ANKARA: The Egyptian foreign ministry has denied claims by the Turkish government that there has been resumption and restoration of ties with Cairo and Gulf states.
“There is no such thing of ‘resuming diplomatic contacts’,” a number of Egyptian and Arab media outlets reported, citing an unnamed official.
Diplomatic ties between the two countries exist at the level of the charge d’affaires in accordance with the diplomatic norms, the official said.
“Upgrading the level of the relationship between the two countries requires taking into consideration the legal and diplomatic frameworks that govern relations between countries on the basis of respecting the principle of sovereignty and the requirements of Arab national security,” he continued.
“Egypt expects that any country that needs to establish normal relations with it [Egypt] should abide by the rules of international law and the principles of good neighbor policy and stop attempts to interfere in the internal affairs of the countries of the region.” Turkey announced that it has resumed diplomatic contact with Egypt for the first time since breaking off relations in 2013.
Turkish Foreign Minister Mevlut Cavusoglu earlier claimed that high-level diplomatic contacts between Ankara and Cairo have resumed.
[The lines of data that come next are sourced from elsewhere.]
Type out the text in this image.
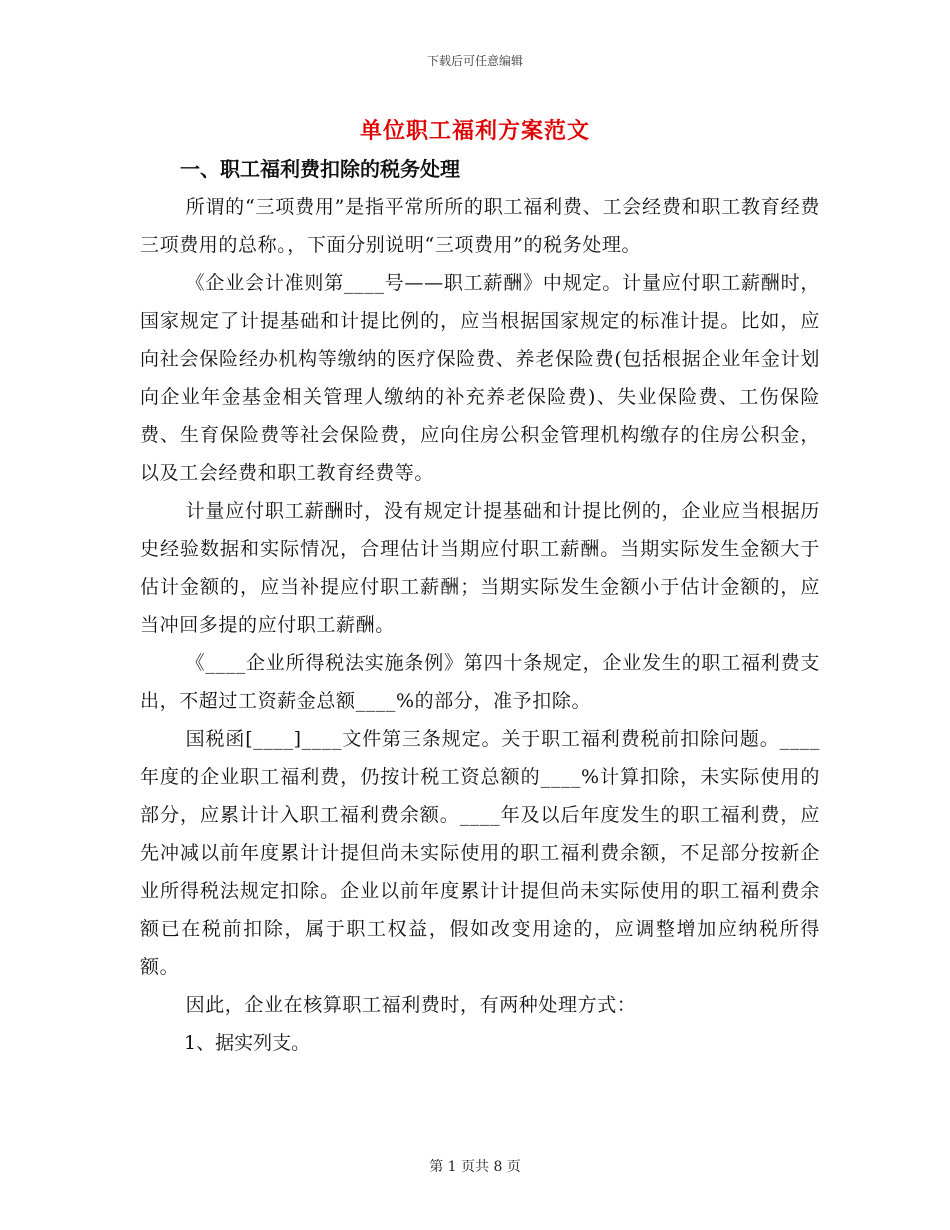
下载后可任意编辑
单位职工福利方案范文

一、职工福利费扣除的税务处理

所谓的“三项费用”是指平常所所的职工福利费、工会经费和职工教育经费三项费用的总称。，下面分别说明“三项费用”的税务处理。

《企业会计准则第____号——职工薪酬》中规定。计量应付职工薪酬时，国家规定了计提基础和计提比例的，应当根据国家规定的标准计提。比如，应向社会保险经办机构等缴纳的医疗保险费、养老保险费(包括根据企业年金计划向企业年金基金相关管理人缴纳的补充养老保险费)、失业保险费、工伤保险费、生育保险费等社会保险费，应向住房公积金管理机构缴存的住房公积金，以及工会经费和职工教育经费等。

计量应付职工薪酬时，没有规定计提基础和计提比例的，企业应当根据历史经验数据和实际情况，合理估计当期应付职工薪酬。当期实际发生金额大于估计金额的，应当补提应付职工薪酬；当期实际发生金额小于估计金额的，应当冲回多提的应付职工薪酬。

《____企业所得税法实施条例》第四十条规定，企业发生的职工福利费支出，不超过工资薪金总额____%的部分，准予扣除。

国税函[____]____文件第三条规定。关于职工福利费税前扣除问题。____年度的企业职工福利费，仍按计税工资总额的____%计算扣除，未实际使用的部分，应累计计入职工福利费余额。____年及以后年度发生的职工福利费，应先冲减以前年度累计计提但尚未实际使用的职工福利费余额，不足部分按新企业所得税法规定扣除。企业以前年度累计计提但尚未实际使用的职工福利费余额已在税前扣除，属于职工权益，假如改变用途的，应调整增加应纳税所得额。

因此，企业在核算职工福利费时，有两种处理方式：

1、据实列支。

第 1 页共 8 页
“We have contacts with Egypt both at the intelligence level and at the Foreign Ministry level. Our contacts at the diplomatic level have started,” Cavusoglu said on Friday in an interview with the state-run Anadolu Agency.
Cavusoglu said that neither side had put forward preconditions for the easing of relations.
The move is the result of months-long negotiations between the intelligence agencies of both countries.
“It is very likely that Egypt will demand that Turkey recalibrate its relations with the Muslim Brotherhood in return for a normalization of relations,” Selin Nasi, the London representative of the Ankara Policy Center, told Arab News.
Relations between Cairo and Ankara broke down in August 2013 after the removal of President Mohamed Morsi. Following those events, several members of the Muslim Brotherhood fled to Turkey.
Since then, Egypt and Turkey have often supported opposite sides in regional conflicts, especially during the Libyan war and the Eastern Mediterranean dispute.
Samuel Ramani, an academic and analyst at Oxford University, said it is “too early to tell” whether Cavusoglu’s offer to Egypt will lead to renewed relations between the two countries.
The Egypt-Greece eastern Mediterranean exclusive economic zone agreement makes Mediterranean security an unlikely theater of cooperation.
Samuel Ramani, Analyst
“Turkey is likely trying to build on the improvement of relations between Qatar, its closest Arab partner, and Egypt,” he told Arab News.
Ramani said the move is part of Turkey’s broader policy of trying to ease tensions with Arab states.
“The focus of its security policy could be moving toward Iraq with an intervention in Sinjar in northern Iraq, so Ankara might be trying to limit its fronts of conflict,” he said.
However, experts doubt whether Ankara will decrease its support for the Muslim Brotherhood, which Cairo considers a terrorist organization.
Nasi said that, given the erosion of trust between the two countries, Cairo would like to see concrete steps from Ankara on the Muslim Brotherhood issue.
Ramani, said: “I think Turkey will offer promises to Egypt informally on the Muslim Brotherhood issue, but will be cautious about public pronouncements that could create ideological splits within the ruling Justice and Development Party and Erdogan’s electoral base.”
Turkey’s military presence in Libya is also another issue that will come into play.
Ramani said that the Libya situation could result in Turkey-Egypt cooperation on a diplomatic process.
“The Egypt-Greece eastern Mediterranean exclusive economic zone agreement makes Mediterranean security an unlikely theater of cooperation. Both disagree on Syria and have different approaches to Gulf security and Israel-Palestine, too,” he said.
“The utility of expanded economic cooperation could encourage a de-escalation on both sides, but that is as far as it goes,” Ramani added.
Egypt still rejects the controversial maritime deal between Turkey and Libya’s Government of National Accord. It also signed an alternative maritime deal with Greece last year to demarcate maritime boundaries.
“Turkey reportedly wants to sign maritime delineation agreements with Israel and Egypt that are similar to the one it signed with Libya,” Nasi said.
“Egypt’s maritime zone deal with Greece appears to recognize minor Turkish claims. This was interpreted in the Turkish press as an admission of Turkish sovereignty claims in the Aegean and Mediterranean.”
However, the deal also recognizes Rhodes and Crete as part of the Greek continental shelf, undermining the Turkish-Libyan maritime deal.
“That’s why it’s difficult to say Turkey and Egypt are on the same side. For them to be on the same side, one of those maritime deals needs to be nullified,” Nasi said.